Note that in pass-by-reference, the first argument, x, would still refer to a[3]. Here, though, the value that gets changed is actually a[4].

Note also that this isn’t exactly how macros work in C++: this is slightly more powerful than textual substitution, because you can have recursive functions.

This is also rarely used. But this is actually pretty similar to what Haskell (and other lazy-evaluation langauges) does, which is less of a problem because Haskell doesn’t allow you to assign to variables.

In common programming languages

C

C is all pass-by-value, and reference semantics has to be explicitly written through pointer manipulation.

C++

C++ allows you to choose, using & in argument lists for pass-by-reference.

Java

It’s actually pass-by-value.

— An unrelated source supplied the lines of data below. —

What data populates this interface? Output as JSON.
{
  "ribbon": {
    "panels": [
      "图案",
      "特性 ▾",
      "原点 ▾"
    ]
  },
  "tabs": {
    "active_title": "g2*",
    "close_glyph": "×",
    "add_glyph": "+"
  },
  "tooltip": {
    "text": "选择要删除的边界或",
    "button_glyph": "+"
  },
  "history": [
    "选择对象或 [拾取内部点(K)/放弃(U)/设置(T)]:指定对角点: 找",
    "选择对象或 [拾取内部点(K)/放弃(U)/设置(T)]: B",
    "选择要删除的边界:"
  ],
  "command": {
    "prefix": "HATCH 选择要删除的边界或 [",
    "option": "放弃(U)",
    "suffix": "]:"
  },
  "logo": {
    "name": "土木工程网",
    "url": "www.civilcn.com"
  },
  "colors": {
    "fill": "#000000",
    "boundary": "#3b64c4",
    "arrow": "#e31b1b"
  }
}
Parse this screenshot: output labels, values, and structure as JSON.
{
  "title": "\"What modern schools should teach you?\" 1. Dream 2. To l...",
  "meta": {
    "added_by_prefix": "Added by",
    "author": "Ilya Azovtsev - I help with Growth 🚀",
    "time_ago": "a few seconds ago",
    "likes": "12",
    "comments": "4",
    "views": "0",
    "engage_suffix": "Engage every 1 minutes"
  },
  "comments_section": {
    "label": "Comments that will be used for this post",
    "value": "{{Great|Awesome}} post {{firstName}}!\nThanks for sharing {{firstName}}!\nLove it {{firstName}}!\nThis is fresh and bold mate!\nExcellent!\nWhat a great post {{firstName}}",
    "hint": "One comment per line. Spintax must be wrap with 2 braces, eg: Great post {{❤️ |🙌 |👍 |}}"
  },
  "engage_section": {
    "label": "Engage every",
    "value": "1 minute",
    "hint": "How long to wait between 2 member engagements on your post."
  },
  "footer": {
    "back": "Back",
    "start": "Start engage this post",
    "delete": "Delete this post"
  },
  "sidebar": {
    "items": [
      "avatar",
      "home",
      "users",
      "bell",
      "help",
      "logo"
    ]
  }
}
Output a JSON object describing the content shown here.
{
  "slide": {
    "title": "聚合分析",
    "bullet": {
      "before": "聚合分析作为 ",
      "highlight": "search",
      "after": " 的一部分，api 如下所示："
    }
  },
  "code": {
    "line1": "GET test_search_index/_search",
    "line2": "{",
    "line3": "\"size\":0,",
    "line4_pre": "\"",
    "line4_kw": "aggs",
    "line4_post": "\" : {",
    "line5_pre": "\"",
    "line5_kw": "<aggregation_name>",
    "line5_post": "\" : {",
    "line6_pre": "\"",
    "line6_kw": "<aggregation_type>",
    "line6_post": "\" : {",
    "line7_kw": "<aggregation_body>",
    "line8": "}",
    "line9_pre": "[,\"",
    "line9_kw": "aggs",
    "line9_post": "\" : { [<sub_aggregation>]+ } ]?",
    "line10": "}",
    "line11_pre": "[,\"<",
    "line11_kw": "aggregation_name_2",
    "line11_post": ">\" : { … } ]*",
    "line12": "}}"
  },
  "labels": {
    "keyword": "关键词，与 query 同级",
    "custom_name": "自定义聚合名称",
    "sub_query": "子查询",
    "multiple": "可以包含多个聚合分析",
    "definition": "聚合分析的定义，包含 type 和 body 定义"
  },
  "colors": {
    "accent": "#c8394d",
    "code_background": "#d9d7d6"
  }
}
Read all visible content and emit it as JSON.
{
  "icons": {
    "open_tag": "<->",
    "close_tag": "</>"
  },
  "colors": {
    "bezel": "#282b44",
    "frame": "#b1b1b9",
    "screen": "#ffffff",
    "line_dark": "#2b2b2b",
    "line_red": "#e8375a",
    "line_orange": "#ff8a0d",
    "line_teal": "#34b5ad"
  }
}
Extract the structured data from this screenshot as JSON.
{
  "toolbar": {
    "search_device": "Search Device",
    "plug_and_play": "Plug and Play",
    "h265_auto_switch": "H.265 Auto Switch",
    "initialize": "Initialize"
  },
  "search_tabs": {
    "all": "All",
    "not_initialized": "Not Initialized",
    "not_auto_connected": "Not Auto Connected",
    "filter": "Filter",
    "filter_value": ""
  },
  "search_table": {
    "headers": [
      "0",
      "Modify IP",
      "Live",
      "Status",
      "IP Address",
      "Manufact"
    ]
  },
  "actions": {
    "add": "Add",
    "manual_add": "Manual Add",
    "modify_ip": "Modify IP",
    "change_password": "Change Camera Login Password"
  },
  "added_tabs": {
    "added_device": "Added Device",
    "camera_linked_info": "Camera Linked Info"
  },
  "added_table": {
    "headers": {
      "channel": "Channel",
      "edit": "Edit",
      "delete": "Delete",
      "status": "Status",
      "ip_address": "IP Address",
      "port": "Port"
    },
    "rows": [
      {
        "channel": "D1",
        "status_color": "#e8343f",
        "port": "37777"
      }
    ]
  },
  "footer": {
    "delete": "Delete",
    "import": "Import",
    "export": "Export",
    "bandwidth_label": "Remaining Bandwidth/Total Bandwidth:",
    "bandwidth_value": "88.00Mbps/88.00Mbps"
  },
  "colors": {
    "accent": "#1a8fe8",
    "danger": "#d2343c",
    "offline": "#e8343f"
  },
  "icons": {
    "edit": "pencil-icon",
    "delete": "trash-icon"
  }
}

But it’s a tricky one because the value of a Java Object is its memory address. For example:

class C {...};

public static void f(C z) {
    ...
    z = new C(): // Does not affect w below!
}

...
C w = new C();
f(w);

The key point here is that both z and w are pointing to an object of type C somewhere in memory. It’s not pass-by-reference because z does not point to w directly, they’re both pointers. This is why, when z is set to a new object, w is unchanged. But it looks like pass-by-reference because when you access members of z before the change, you also are accessing the members of w.

Ada

Ada doesn’t let you specify which parameter passing mechanism it feels is most efficient. If you make a program that outputs different results depending on which it chooses, your program is considered erroneous. Thus the distinction between input, output, and inout parameters.

inouts are particularly dangerous, I think.